Matar un ruiseñor es un libro de
denuncia social y de debate ético, y también un libro con un claro espíritu
educativo, un texto en ese sentido quizás algo ingenuo, por su ánimo constante
de evidenciar las diferencias entre el bien y el mal, de guiar al lector en una
dirección más que evidente. Dado que el mensaje es claramente progresista, no
es que me haya molestado, en absoluto… pero su falta de sutileza es tan
palmaria que el resultado resulta un poquito infantil. En este sentido, creo
que se trata de una novela más bien juvenil, que resulta algo simplona (aunque
agradable) para un lector adulto y acostumbrado a dramas más complejos.
El texto nos presenta a un personaje
central, el padre de los niños, que representa al hombre justo, ético, íntegro
e incorruptible, y a la vez humilde y comprensivo incluso con los que son todo
lo opuesto a él. Atticus Finch es prácticamente un santo, en esta exagerada y
simplificada dicotomía que hace la autora para simplificar su mensaje. Al otro
lado, una sociedad variopinta, compuesta de buenos vecinos y algunas malas
personas, pero todos ellos con un importante punto en común: los prejuicios.

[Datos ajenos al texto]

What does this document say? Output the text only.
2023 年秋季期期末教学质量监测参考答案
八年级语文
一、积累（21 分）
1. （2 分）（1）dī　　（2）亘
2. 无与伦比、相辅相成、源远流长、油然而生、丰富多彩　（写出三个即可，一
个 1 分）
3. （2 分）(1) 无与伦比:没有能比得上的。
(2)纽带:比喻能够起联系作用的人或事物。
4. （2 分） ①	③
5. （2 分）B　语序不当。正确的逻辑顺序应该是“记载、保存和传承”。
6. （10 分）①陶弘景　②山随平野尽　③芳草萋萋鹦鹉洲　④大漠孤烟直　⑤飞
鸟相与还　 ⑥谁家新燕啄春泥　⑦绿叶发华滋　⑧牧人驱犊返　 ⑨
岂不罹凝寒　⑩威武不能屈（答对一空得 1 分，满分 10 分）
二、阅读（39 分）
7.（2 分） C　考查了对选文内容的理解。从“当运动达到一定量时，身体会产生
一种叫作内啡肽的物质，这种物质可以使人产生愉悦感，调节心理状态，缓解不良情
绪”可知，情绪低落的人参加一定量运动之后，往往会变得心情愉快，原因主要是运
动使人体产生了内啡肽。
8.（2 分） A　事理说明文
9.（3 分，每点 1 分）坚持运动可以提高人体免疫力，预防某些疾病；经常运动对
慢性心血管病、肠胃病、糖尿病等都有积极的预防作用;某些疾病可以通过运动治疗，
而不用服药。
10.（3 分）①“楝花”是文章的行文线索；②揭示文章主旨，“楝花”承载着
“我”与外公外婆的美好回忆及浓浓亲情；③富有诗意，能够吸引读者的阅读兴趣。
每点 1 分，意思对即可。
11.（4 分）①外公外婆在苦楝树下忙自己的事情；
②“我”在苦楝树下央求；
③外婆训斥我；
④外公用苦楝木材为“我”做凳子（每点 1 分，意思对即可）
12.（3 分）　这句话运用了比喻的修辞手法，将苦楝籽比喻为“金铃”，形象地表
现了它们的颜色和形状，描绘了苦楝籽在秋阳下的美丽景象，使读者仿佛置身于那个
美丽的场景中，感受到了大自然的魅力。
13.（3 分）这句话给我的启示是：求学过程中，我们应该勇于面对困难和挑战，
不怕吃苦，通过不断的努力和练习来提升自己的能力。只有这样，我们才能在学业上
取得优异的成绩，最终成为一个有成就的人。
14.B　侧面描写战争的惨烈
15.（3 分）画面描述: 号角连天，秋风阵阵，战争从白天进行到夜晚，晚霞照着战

La
novela se encarga de hacernos ver cómo incluso unos buenos vecinos pueden
llegar a condenar a un hombre manifiestamente inocente llevados únicamente por
ese elemento común que les es imposible superar, que los ciega.
Los niños protagonistas, que gracias a
su corta edad aún no han sido contaminados por estos prejuicios, son los únicos
(junto al perfectísimo Atticus Finch) capaces de contemplar a sus vecinos con
objetividad. La autora nos presenta así a la típica sociedad sureña de los años
30: una sociedad conservadora, chapada a la antigua, y repleta de prejuicios
raciales y sociales en general. Buenas gentes que en un momento dado quedan
cegadas por ese elemento irracional que reside en ellas. Aunque, en el fondo,
la mayor parte de todos ellos no son más que gente corriente y sin maldad, como
cualquiera de nosotros.
En resumen, un libro agradable de leer
y supongo que recomendable para jóvenes, pero que a mí me ha resultado algo
“inocentón”. Demasiado simplista, aunque se agradezcan sus buenas intenciones.
Es probable que le pesen algo los años, aunque tampoco es tan viejo… Un detalle
que le hace parecer quizás más viejuno de lo que es, es su traducción (al menos
la versión que yo he leído): no sabría decir si es un defecto de dicha
traducción, o si la autora escribió el original de esta forma y estamos ante
una traducción fiel en ese sentido, pero lo cierto es que el texto utiliza un
lenguaje algo arcaico, un castellano en desuso que puede hacerlo complicado de
seguir principalmente por aquellos a los que creo que más podría agradar su
lectura: los más jóvenes.
Salvo por ese detalle, diría que es un
libro adecuado para preadolescentes, aunque no desagrada su lectura siendo ya
adulto. Al menos, permite conocer y opinar sobre un clásico de nuestro tiempo.
Ya me temía algo así cuando supe que era el típico libro que se recomienda leer en algunos colegios o institutos, no sé bien. De todas formas, sigo queriendo leerlo, nunca viene mal un buen clásico, aunque lo juvenil no me atraiga.